Headquartered in Berkeley, San Francisco in California, MOG Inc. investors include Menlo Ventures, Balderton Capital, Simon Equity Partners, Universal Music Group and Sony Music. Grammy-winning record producer, Rick Rubin, named by Time Magazine as one of the “100 Most Influential People in the world,” is a member of MOG’s Board of Directors.

David Hyman and myself at the MOG office in Berkeley, San Francisco

MOG began as a music-themed social network and blog network. Users could create profiles with information about their music tastes, and the now-discontinued MOG-O-MATIC client application assisted in the process by scanning users’ music libraries and populating their profiles with information about their music collection and listening activities.

MOG’s all-you-can-eat, on-demand listening service provides access to a vast library of over 16 million songs through its mobile apps on iPhone, iPad, iTouch and Android, online, on compatible streaming entertainment devices, Internet connected TVs and Blu-ray players and in the car.

MOG Inc. is also the provider of The MOG Music Network (MMN), a premier destination for music content online and largest music focused advertising network consisting of over 1000 music sites, reaching more than 60 million people each month (comScore 2012).

The new partnership between the award-winning MOG, and Australia’s leading telecommunications and digital content provider, Telstra, will deliver the highest quality streaming music service available in Australia (320kbps), via compatible PC’s, digital music players, Apple and Android smartphones, tablets and wireless HiFi systems such as Logitech Squeezebox and Sonos Music Systems.

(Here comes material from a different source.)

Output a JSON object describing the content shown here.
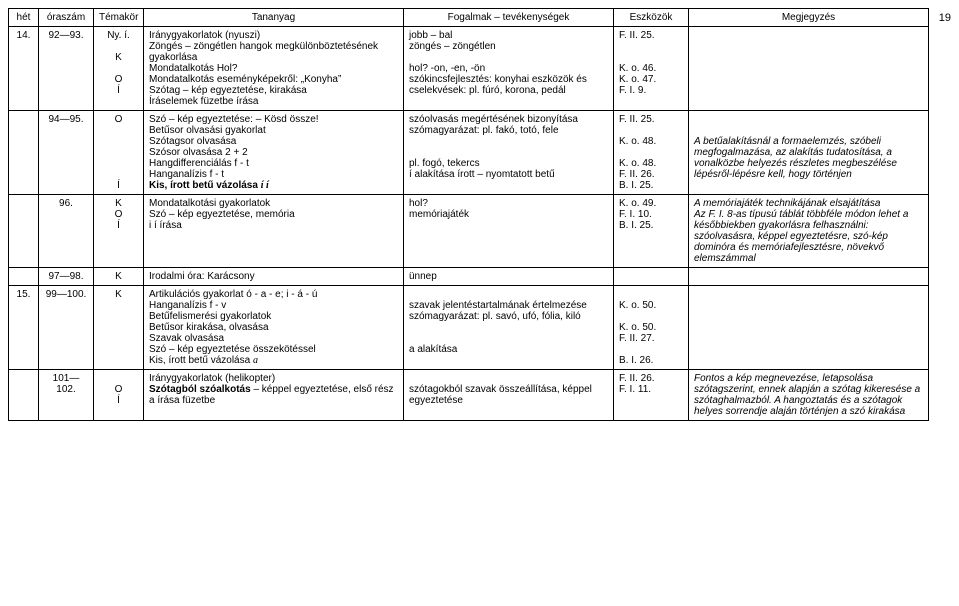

Other devices including Telstra home devices such as T-Box will be launched in the future.

MOG is available to all Australians, starting with a two-week free trial and regardless of their ISP or phone provider, with Telstra customers receiving the extra benefit of no data charges and the unmatched coverage of the Next G network.

At $6.99 per month for the PC-based service, or $11.99 per month for mobile devices, MOGdelivers 24/7 ad-free music listening.

To launch MOG in Australia Telstra Media teamed up with SBS show RocKwiz at Sydney’s Metro Theatre on Tuesday night to launch Telstra’s new MOG music streaming service.


We gathered the two most powerful players in the music business, Michael Gudinski and Michael Chugg to go head to head as team captains on the legendary SBS show with RocKwiz doing a private show, the first ever.

ARIA Award winner, Clare Bowditch, sees music subscription as an important part of the future landscape for Australian music lovers.

“The way we listen to music has changed enormously over the course of my life. From single CD’s on the CD Walkman – remember how frustrating it was trying to actually walk with them? – to online music subscription services like MOG. I am always on the hunt not only for new artists but also for hard-to-come-by rarities. MOG lets me do both of those things really easily, right from my smart phone” Clare said.

“One feature of MOG that I am especially enjoying is MOG Radio. It allows me to look up an old time artist like Lil Armstrong, whose music I’ve struggled to find elsewhere, and then, get suggestions about similar artists that other listeners have discovered, based on their own musical tastes.

“So a Lil Armstrong fan may lead me to Lanie Lane, C.W. Stoneking or some other brilliant music-makers who you would not necessarily have heard if you were just listening to commercial radio. It’s a really simple, rather ingenious way to discover new music, and to give old songs a new life,” she said.

Clare also said she will be watching the growth of subscription music services with interest as an artist.

“There are still many questions to be answered and much to learn about the way online music subscription will affect and change how we listen to and appreciate music. At this stage, the early signs for music-makers themselves look generally positive because music subscription offers an attractive alternative to music-piracy and a new way of exposure for artists.

“What we know without doubt from a music-lovers point of view is that we live in extremely fortunate times indeed,” she said.